これらを回収したあとも、槽の壁面、仕切り板、バスケット、トラップ管などには油脂汚れが付着します。

有限会社遊翔の「グリスとれ~る」は、アルカリによる石鹸水化作用を利用し、グリストラップや内部部品に付着した油脂汚れの除去をサポートする業務用洗浄剤です。

食品残さ、浮上油脂、槽底の汚泥を排水管へ流すための製品ではありません。

それらを物理的に回収したあとの付着油脂清掃に使用する選択肢です。

導入時に清掃道具、保護具、回収容器、洗浄方法まで決めておくと、開業後の運用を始めやすくなります。
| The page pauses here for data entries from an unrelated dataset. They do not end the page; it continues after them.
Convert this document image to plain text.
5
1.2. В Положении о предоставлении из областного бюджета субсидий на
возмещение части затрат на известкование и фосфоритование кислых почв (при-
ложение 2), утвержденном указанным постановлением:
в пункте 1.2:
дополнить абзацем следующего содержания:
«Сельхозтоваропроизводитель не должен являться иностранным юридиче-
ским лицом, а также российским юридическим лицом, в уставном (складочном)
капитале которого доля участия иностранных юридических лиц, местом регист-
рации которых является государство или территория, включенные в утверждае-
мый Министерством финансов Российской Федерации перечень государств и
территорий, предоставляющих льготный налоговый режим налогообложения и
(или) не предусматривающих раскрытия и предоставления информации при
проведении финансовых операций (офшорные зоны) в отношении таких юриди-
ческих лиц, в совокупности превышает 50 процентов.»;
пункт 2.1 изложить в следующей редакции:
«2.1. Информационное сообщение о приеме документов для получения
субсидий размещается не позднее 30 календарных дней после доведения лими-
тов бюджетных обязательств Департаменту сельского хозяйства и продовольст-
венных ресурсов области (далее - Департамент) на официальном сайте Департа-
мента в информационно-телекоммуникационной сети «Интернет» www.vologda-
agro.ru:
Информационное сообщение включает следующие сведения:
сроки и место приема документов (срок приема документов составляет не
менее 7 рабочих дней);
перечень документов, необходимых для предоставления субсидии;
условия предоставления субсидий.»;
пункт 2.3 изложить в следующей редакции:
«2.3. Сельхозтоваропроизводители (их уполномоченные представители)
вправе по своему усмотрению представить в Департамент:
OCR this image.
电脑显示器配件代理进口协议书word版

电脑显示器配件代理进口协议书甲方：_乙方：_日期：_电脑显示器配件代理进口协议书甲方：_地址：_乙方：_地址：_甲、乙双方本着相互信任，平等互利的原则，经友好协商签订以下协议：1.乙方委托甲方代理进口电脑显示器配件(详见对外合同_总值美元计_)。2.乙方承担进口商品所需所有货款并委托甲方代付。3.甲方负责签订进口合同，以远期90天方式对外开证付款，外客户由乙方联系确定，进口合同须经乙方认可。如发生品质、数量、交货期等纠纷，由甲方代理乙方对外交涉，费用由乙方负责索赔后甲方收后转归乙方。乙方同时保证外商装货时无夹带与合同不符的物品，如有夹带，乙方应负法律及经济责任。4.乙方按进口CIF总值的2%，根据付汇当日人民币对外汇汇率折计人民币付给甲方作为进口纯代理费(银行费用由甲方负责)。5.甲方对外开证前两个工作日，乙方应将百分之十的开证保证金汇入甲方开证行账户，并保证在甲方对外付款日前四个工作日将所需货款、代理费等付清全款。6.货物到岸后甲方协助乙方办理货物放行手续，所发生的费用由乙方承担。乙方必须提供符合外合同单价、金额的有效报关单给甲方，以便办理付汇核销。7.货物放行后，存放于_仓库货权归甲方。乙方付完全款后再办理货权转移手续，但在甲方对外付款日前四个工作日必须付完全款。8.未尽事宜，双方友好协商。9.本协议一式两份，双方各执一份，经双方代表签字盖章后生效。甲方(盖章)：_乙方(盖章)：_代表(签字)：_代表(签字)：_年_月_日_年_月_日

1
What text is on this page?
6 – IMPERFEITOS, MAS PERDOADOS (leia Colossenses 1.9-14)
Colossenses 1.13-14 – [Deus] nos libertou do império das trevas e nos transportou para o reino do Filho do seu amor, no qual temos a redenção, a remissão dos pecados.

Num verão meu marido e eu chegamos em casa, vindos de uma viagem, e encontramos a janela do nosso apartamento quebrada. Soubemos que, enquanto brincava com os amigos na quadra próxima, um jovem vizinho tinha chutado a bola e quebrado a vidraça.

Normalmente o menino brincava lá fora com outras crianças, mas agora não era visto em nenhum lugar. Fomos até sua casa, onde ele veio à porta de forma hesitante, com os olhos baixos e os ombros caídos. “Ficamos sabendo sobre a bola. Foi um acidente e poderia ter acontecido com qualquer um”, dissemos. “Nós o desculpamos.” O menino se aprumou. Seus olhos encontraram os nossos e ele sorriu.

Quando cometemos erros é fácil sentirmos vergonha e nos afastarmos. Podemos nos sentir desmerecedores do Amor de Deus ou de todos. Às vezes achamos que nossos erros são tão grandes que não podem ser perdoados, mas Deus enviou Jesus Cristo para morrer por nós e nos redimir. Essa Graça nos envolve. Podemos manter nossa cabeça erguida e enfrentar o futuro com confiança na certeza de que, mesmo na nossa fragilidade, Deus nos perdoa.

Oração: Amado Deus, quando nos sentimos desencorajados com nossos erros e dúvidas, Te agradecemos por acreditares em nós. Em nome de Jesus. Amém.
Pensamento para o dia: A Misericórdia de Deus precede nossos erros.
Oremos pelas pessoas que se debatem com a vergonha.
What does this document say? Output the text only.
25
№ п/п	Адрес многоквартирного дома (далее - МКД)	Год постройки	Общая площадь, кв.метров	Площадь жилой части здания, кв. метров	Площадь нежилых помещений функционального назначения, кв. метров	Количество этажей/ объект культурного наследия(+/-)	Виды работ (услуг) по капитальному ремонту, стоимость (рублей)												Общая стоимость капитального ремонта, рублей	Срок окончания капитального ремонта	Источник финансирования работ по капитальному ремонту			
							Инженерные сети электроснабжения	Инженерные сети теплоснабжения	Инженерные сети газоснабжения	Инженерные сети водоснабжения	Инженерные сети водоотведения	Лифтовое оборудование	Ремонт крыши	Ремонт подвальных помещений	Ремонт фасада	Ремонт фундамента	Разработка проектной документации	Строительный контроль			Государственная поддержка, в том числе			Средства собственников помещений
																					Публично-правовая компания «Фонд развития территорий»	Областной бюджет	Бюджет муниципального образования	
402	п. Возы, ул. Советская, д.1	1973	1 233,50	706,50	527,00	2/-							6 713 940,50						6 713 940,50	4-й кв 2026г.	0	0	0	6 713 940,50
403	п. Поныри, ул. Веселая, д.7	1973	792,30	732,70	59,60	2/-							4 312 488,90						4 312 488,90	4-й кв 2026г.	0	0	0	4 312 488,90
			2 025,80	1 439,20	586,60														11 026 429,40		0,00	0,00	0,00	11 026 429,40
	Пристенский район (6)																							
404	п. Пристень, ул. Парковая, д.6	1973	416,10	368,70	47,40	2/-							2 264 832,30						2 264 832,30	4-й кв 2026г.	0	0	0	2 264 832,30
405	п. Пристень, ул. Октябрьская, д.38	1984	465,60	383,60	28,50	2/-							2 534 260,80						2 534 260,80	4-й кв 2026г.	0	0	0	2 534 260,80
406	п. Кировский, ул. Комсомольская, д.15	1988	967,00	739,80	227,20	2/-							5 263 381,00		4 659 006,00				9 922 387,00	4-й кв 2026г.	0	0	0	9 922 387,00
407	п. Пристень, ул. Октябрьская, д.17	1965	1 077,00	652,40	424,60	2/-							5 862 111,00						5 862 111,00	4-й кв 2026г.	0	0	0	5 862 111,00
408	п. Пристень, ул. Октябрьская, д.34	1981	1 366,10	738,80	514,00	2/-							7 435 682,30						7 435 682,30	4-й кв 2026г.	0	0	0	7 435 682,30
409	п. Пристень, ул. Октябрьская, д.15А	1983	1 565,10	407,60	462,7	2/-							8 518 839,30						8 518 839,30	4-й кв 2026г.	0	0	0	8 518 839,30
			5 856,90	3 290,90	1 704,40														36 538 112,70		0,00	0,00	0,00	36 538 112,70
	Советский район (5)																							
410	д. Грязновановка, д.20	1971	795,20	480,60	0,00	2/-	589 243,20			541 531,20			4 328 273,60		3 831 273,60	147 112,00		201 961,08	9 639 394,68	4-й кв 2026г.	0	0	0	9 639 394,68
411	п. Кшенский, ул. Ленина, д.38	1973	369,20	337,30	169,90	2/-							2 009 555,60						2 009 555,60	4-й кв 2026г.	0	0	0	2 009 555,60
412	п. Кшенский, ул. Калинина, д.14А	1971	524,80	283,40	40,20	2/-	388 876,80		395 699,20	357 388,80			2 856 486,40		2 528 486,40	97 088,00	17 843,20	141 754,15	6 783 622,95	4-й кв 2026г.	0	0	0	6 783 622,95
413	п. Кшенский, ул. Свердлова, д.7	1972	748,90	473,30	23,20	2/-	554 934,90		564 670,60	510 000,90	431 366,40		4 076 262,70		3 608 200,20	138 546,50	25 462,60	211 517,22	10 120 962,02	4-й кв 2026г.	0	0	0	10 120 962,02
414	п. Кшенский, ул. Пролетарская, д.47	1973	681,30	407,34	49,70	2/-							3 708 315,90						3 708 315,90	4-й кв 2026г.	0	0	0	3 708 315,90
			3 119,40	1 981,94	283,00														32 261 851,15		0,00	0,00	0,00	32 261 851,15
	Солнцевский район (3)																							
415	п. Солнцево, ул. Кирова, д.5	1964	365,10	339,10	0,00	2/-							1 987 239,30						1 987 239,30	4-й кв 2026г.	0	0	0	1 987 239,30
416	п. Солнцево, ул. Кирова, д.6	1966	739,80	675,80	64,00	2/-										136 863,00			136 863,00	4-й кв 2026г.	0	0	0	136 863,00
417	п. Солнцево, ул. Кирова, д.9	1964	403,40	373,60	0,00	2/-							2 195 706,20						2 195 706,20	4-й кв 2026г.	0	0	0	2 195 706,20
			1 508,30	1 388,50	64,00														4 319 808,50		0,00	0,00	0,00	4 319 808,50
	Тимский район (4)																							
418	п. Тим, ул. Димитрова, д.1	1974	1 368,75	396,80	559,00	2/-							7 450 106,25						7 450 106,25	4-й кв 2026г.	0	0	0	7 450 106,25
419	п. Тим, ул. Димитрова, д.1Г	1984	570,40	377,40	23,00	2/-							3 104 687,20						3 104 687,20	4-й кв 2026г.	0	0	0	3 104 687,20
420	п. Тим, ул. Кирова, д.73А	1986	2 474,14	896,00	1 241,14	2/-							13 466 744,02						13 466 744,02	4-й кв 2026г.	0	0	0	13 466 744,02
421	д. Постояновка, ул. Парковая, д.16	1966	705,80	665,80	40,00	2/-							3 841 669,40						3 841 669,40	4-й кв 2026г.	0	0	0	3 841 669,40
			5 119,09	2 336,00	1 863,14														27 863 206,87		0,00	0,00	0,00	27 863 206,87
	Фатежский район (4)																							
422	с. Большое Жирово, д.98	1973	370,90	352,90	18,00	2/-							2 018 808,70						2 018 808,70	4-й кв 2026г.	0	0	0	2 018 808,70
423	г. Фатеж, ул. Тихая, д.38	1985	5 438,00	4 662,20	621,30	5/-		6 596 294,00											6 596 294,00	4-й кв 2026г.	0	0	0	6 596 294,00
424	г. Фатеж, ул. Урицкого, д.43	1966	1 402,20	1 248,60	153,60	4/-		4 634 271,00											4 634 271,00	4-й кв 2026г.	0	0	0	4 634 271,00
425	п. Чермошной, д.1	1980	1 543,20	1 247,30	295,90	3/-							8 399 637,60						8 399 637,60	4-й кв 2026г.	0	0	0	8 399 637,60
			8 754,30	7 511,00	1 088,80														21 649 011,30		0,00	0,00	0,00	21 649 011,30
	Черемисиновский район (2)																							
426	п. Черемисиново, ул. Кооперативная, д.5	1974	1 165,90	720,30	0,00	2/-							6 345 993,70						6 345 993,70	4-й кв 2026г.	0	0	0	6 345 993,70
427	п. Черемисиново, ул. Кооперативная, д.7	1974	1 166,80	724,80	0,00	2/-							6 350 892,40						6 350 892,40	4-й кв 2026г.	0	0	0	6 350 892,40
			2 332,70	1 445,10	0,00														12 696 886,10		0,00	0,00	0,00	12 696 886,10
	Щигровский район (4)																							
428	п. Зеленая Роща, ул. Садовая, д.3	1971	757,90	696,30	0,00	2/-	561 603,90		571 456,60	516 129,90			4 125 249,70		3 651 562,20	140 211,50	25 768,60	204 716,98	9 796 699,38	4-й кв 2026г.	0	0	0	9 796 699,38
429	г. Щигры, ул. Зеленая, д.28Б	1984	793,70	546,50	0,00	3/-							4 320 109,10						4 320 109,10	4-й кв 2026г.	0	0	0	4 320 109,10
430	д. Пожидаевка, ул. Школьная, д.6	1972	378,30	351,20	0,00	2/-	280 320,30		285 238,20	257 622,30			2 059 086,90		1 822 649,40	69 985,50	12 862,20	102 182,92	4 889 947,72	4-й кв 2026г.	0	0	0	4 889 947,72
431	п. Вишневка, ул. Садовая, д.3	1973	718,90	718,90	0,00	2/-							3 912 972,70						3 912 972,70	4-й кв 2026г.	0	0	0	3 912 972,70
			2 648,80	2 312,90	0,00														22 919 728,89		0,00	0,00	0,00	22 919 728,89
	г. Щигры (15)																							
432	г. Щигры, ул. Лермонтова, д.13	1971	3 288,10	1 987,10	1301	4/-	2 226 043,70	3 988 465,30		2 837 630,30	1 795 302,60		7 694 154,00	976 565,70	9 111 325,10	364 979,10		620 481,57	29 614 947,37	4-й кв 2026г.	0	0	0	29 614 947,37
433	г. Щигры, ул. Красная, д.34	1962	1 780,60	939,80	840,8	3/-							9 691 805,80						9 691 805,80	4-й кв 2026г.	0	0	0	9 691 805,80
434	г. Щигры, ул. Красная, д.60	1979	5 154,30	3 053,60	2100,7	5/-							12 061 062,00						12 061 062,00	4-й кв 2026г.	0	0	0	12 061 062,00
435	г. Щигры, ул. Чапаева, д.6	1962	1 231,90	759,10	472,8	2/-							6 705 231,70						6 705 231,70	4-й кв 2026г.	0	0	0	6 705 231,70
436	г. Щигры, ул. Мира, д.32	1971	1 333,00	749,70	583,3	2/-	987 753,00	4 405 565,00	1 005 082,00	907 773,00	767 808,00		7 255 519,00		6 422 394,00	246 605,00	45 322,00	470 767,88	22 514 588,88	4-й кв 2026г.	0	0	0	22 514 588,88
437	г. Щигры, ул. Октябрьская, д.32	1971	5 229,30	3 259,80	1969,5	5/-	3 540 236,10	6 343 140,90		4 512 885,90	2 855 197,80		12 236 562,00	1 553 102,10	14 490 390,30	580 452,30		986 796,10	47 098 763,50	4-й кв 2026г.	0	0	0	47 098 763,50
商品情報や使用方法は、以下の販売ページで確認できます。

まとめ

グリストラップを導入するときは、本体の価格や外形寸法だけで選んではいけません。

導入前に確認したい主なポイントは次のとおりです。

  • 自治体や建物の設置基準
  • 店舗の業態、メニュー、食数
  • ピーク時の排水量
  • 必要な許容流入流量と阻集性能
  • 床埋設型・床置き型・屋外型などの設置方式
  • シンクや厨房機器からの排水経路
  • 流入口・流出口の高さと配管勾配
  • 高温排水機器の有無
  • 清掃や部品交換に必要な作業スペース
  • 蓋の材質と荷重条件
  • 日常清掃の担当者と回収物の処理方法
  • 本体・施工・維持管理を含む総費用

グリストラップは、設置後に継続して清掃・点検する設備です。

導入時に清掃性を考えず、蓋の上へ厨房機器を置いたり、部品を取り外せない狭い場所へ設置したりすると、適切な維持管理が難しくなります。

また、店舗の排水量に対して設備性能が不足すると、油脂が十分に分離されず、排水管へ流れる可能性があります。

導入前に自治体、メーカー、厨房設計者、給排水設備業者へ相談し、性能・施工・清掃性のすべてを満たす計画を立てましょう。